Cox Emily R, Kulkarni Amit, Henderson Rochelle
Office of Evidence-Based Pharmacy Benefit Design, Express Scripts, Inc., St. Louis, MO 63121, USA.
Ann Pharmacother. 2007 Dec;41(12):1946-53. doi: 10.1345/aph.1K253. Epub 2007 Oct 30.
Changing formulary status is a common strategy to encourage greater use of lower-cost brand and generic drugs.
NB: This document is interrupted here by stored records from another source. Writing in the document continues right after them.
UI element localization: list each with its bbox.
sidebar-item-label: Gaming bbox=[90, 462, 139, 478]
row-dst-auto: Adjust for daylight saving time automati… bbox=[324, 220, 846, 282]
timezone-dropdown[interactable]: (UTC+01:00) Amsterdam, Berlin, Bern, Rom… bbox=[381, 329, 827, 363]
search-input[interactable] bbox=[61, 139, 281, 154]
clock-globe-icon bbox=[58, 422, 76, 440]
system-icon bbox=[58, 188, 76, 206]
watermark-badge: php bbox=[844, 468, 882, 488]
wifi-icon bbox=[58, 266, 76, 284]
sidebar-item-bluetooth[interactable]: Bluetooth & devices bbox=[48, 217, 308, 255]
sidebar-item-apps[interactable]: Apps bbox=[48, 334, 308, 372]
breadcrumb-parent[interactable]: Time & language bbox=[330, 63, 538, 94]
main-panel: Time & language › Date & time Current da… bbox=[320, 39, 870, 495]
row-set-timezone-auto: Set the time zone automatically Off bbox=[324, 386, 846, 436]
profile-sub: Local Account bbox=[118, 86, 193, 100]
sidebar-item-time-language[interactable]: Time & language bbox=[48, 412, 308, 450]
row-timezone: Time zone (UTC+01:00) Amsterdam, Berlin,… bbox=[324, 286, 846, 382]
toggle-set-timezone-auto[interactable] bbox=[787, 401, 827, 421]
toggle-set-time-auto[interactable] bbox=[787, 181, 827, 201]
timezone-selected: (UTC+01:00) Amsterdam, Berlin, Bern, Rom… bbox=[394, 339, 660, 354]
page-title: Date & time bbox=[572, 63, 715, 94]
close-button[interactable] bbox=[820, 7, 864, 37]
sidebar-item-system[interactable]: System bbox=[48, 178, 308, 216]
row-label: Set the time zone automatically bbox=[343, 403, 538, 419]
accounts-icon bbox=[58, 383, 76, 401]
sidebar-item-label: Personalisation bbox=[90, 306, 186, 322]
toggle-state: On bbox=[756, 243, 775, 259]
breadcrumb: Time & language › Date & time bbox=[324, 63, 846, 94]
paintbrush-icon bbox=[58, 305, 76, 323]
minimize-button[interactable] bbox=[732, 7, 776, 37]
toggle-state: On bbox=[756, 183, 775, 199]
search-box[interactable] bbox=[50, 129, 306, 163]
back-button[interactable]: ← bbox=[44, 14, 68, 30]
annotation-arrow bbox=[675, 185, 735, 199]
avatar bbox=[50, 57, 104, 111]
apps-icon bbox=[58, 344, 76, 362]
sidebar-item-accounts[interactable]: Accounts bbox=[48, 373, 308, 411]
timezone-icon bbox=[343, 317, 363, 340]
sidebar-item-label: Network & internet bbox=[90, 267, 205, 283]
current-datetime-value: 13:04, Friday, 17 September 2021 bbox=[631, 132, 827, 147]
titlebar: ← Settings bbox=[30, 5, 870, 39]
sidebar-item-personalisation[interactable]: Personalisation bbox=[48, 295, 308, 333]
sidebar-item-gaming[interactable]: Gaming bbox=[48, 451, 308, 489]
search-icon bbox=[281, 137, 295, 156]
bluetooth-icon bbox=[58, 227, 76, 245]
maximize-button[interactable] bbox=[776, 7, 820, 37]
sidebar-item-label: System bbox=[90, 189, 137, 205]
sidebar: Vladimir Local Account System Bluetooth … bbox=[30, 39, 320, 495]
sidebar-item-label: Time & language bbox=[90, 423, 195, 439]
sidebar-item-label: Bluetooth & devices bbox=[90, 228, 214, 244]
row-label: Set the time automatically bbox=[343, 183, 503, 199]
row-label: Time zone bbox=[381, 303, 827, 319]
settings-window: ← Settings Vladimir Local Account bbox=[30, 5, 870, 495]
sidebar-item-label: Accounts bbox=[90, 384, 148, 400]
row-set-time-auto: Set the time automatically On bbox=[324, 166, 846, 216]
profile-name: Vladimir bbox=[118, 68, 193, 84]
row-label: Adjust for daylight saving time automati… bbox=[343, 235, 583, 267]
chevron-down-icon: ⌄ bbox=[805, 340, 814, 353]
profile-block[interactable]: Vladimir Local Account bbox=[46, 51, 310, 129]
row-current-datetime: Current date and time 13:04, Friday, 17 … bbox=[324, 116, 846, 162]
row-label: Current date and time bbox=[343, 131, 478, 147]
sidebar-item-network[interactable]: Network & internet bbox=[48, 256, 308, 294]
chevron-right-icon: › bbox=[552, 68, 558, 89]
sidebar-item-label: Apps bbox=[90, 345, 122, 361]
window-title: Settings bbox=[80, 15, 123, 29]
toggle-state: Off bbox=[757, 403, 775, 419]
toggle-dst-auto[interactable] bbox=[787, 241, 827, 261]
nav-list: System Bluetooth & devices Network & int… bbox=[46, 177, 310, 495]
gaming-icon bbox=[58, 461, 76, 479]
To examine the relationship between patient and plan design factors and formulary adherence after the formulary status change of atorvastatin.
We conducted a cross-sectional, cohort study of patients enrolled in one of 2139 commercial (no Medicare or Medicaid) plans that offer a 3-tier benefit design and changed atorvastatin from formulary to nonformulary status on January 1, 2006. Adults on atorvastatin therapy who were receiving targeted communications in the fourth quarter of 2005 were included for analysis. We used bivariate and multivariate logistic regression analyses to examine the relationship between covariates and formulary adherence for patients receiving atorvastatin through retail or home delivery (HD) pharmacies.
A total of 211,083 patients met the study inclusion criteria, and more than 42% switched from atorvastatin to a formulary statin (33.1% retail, 51.8% HD). Patient-related factors that consistently and positively predicted switching across retail and HD channels included female sex, prior statin switching, and member outreach to the pharmacy benefit manager through telephone or Web use. Plan design factors that positively influenced switching to the preferred agent included step therapy, brand preferred/nonpreferred copayment differential, and among retail users, receipt of a rapid response education letter. Adoption of step therapy and the rapid-response program in retail settings increased the odds of switching by 1.3. Compared with patients who were paying a differential of $10 or less in retail channels, those who were paying $11-15, $16-20, and $21 and higher had increased odds of switching of 35% (95% CI 1.31 to 1.39), 41% (95% CI 1.37 to 1.46), and 80% (95% CI 1.74 to 1.86), respectively. In HD, compared with patients who were paying a differential of $15 or less, those who were paying $16-30, $31-40, and $41 and higher had increased odds of switching to a formulary preferred agent of 20% (95% CI 1.17 to 1.23), 23% (95% CI 1.19 to 1.26), and 59% (95% CI 1.55 to 1.64), respectively.
Through appropriate program and plan design, plan sponsors' impact on formulary adoption is maximized.
改变药品目录状态是鼓励更多使用低成本品牌药和仿制药的常见策略。
研究阿托伐他汀药品目录状态改变后患者及计划设计因素与药品目录依从性之间的关系。
我们对参加2139个商业(无医疗保险或医疗补助)计划之一的患者进行了一项横断面队列研究,这些计划提供三级福利设计,并于2006年1月1日将阿托伐他汀从药品目录状态变更为非药品目录状态。纳入分析的对象为在2005年第四季度接受针对性沟通的正在接受阿托伐他汀治疗的成年人。我们使用双变量和多变量逻辑回归分析来研究通过零售或送药上门(HD)药房接受阿托伐他汀治疗的患者的协变量与药品目录依从性之间的关系。
共有211,083名患者符合研究纳入标准,超过42%的患者从阿托伐他汀换用了药品目录中的他汀类药物(零售渠道为33.1%,送药上门渠道为51.8%)。在零售和送药上门渠道中始终能正向预测换药的患者相关因素包括女性、既往他汀类药物换药史以及会员通过电话或网络与药房福利管理人员联系。对换用首选药物有正向影响的计划设计因素包括阶梯治疗、品牌首选/非首选药物的自付费用差异,在零售用户中,还包括收到快速反应教育信。在零售环境中采用阶梯治疗和快速反应计划使换药几率增加了1.3倍。与在零售渠道自付费用差价为10美元或以下的患者相比,自付费用为11 - 15美元、16 - 20美元以及21美元及以上的患者换药几率分别增加了35%(95%置信区间1.31至1.39), 41%(95%置信区间1.37至1.46)以及80%(95%置信区间1.74至1.86)。在送药上门渠道中,与自付费用差价为15美元或以下的患者相比,自付费用为16 - 30美元、31 - 40美元以及41美元及以上的患者换用药品目录中首选药物的几率分别增加了20%(95%置信区间1.17至1.23), 23%(95%置信区间1.19至1.26)以及59%(95%置信区间1.55至1.64)。
通过适当的项目和计划设计,计划主办方对药品目录采用情况的影响得以最大化。